Background/Purpose: Inflammation plays a role in OA, and catabolic cytokines including IL-1β potentiate OA joint space narrowing. Elevated serum urate (sU) levels promote crystal-induced stimulation of IL-1β production by the NLRP3 inflammasome, potentially contributing to OA incidence and/or progression. In particular, patients with medial compartment knee OA and elevated sU levels may be at higher risk for progression of joint space narrowing than patients without elevated sU levels. Additionally, intraarticular urate concentrations have been associated with radiographic knee OA (RKOA) severity. However, there is limited research on associations of asymptomatic hyperuricemia (AH) and knee OA outcomes. Therefore, we sought to examine the association of AH with RKOA and symptomatic RKOA (sRKOA) in a large nationally representative sample (NHANES III).
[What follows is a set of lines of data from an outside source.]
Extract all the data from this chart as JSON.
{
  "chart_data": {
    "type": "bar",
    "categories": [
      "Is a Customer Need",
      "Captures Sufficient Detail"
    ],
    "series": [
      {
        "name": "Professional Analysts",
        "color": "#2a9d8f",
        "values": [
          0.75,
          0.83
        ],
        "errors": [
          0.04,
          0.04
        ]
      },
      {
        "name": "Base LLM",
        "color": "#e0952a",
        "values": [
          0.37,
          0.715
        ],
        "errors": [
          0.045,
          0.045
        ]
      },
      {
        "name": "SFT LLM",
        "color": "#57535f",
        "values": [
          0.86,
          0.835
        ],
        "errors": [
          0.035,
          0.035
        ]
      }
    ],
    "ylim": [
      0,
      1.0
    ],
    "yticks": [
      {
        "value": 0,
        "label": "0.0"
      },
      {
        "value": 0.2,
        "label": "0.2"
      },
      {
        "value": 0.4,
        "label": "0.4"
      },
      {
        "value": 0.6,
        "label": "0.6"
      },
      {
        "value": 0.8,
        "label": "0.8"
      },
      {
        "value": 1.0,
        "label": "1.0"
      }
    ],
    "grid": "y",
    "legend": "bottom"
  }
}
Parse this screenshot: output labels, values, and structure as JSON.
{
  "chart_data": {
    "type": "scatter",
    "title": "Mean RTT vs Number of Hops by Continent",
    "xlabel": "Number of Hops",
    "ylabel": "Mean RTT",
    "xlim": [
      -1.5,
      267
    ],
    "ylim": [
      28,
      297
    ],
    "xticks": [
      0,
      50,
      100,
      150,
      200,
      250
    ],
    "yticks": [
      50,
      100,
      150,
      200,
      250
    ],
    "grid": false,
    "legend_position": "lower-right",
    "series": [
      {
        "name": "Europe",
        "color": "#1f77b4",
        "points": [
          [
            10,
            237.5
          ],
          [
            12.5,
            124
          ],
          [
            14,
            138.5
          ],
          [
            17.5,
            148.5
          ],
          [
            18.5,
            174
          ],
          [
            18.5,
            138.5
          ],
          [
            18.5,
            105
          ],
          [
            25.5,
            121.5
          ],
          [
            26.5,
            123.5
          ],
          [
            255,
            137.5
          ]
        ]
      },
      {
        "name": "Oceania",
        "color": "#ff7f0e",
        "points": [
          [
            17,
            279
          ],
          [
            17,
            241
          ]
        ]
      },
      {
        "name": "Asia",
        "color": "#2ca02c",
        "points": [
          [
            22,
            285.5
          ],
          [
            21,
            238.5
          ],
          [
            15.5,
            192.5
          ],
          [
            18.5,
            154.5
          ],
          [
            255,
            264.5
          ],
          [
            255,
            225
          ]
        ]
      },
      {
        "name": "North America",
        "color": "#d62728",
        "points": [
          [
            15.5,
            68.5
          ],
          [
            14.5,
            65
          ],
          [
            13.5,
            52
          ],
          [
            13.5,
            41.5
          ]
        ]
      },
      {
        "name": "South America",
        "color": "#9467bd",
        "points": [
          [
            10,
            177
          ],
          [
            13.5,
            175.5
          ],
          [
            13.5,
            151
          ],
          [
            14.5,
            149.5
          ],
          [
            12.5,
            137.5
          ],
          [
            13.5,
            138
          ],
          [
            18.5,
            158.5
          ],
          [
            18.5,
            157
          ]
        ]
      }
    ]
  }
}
We also examined whether BMI modifies the association between AH and RKOA.
Methods: NHANES III was a cross-sectional health examination survey conducted between 1988 and 1994. It used a multistage, stratified probability cluster design to select a representative sample of non institutionalized civilian in US, and included data on sUA, gout, clinical and radiographic knee OA. We analyzed data (n=2213) for adults over age 60, excluding individuals with self-reported gout. Hyperuricemia was defined as serum urate > 6.8, mg/dL. One non-weight bearing AP knee X-ray was performed with RKOA defined as Kellgren Lawrence grade ≥ 2, and sRKOA as RKOA plus pain in the affected joint on most days for the prior 6 weeks. Wald chi-square tests were used to examine differences in proportions between different study characteristics. Multivariate log binomial models were used to examine the association between AH and knee OA outcomes and estimate prevalence ratios (PRs) and 95% confidence intervals (CIs).
Results: Among US adults age 60 years and older, prevalence of AH was 17.9% (CI 15.3-20.5). AH prevalence was significantly greater among men vs women (24.5% vs. 13.3%, p=<0.01), and obese (BMI>30) vs non-obese patients (27.4% vs. 14.8%, p=<0.01). Prevalence of RKOA was 37.7% overall (CI 35.0-40.3), and was significantly greater in women vs men (42.1% vs. 31.3%, p=0.01). The prevalence of RKOA was highest among subjects with greater age, obesity, non-Hispanic Black race, and less education. RKOA prevalence among patients with AH was 44.0% vs 36.3% for those with normuricemia (p = 0.056). Importantly, sRKOA was significantly higher in the AH group (17.4 vs 10.9%, p=0.04). After adjusting for age, sex, race, and education, patients with AH were more likely to have both RKOA (PR = 1.26, 95% CI: 1.06, 1.36) and sRKOA (PR = 1.69, 95% CI: 1.19, 2.42). These associations remained for non-obese adults, but were severely attenuated among obese adults, suggesting that obesity status may modify the association between AH and knee OA.
Conclusion: We identified a greater prevalence of RKOA among patients with AH, along with a greater prevalence of sRKOA, suggesting that urate may participate in OA pathogenesis. This association appeared to be modified by obesity status, with non-obese but not obese adults experiencing a greater prevalence of knee OA among participants with AH. Longitudinal studies are needed to verify these findings.